Spring-DAO is not stricto senso a spring module, but rather conventions that should dictate you to write DAO, and to write them well. As such, it does neither provide interfaces nor implementations nor templates to access your data. When writing a DAO, you should annotate them with @Repository so that exceptions linked to the underlying technology (JDBC, Hibernate, JPA, etc.) are consistently translated into the proper DataAccessException subclass.
As an example, suppose you're now using Hibernate, and your service layer catches HibernateException in order to react to it. If you change to JPA, your DAOs interfaces should not change, and the service layer will still compile with blocks that catches HibernateException, but you will never enter these blocks as your DAOs are now throwing JPA PersistenceException. By using @Repository on your DAO, the exceptions linked to the underlying technology are translated to Spring DataAccessException; your service layer catches these exceptions and if you decide to change the persistence technology, the same Spring DataAccessExceptions will still be thrown as spring have translated native exceptions.

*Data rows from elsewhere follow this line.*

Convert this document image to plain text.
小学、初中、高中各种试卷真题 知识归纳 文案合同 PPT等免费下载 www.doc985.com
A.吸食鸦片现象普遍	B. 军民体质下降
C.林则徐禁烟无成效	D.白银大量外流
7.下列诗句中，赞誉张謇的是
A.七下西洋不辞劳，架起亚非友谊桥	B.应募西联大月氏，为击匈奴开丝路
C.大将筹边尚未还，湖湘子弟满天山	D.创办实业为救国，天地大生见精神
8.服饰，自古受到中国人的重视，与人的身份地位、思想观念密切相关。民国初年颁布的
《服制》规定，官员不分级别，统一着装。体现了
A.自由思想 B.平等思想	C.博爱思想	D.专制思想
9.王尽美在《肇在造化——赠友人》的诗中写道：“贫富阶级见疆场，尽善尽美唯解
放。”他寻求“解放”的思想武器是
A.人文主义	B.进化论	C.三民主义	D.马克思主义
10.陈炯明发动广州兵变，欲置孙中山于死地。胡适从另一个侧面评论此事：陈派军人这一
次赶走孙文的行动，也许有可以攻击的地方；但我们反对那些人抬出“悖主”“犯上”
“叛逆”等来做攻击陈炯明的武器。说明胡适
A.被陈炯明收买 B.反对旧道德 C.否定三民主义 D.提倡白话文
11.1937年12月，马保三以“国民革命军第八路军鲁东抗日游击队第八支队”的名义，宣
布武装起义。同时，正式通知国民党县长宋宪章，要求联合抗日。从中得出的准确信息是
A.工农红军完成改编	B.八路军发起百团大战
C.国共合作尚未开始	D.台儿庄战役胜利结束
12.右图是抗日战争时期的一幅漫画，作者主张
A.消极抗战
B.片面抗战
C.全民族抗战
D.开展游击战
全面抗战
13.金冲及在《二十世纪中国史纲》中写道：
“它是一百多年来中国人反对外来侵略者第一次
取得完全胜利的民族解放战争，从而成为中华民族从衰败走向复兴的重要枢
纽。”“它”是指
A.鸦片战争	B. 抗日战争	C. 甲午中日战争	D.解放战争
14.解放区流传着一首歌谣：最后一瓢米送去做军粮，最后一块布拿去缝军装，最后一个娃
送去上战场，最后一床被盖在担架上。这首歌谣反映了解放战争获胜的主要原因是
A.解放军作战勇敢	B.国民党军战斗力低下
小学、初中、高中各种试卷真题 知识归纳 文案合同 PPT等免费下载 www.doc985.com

Note however that this has limited usage for the following reasons:
Your should usually not catch persistence exceptions, as the provider may have rolled back the transaction (depending on the exact exception subtype), and thus you should not continue the execution with an alternative path.
The hierarchy of exceptions is usually richer in your provider than what Spring provides, and there's no definitive mapping from one provider to the other. Relying on this is hazardous.
This is however a good idea to annotate your DAOs with @Repository, as the beans will be automatically added by the scan procedure. Further, Spring may add other useful features to the annotation.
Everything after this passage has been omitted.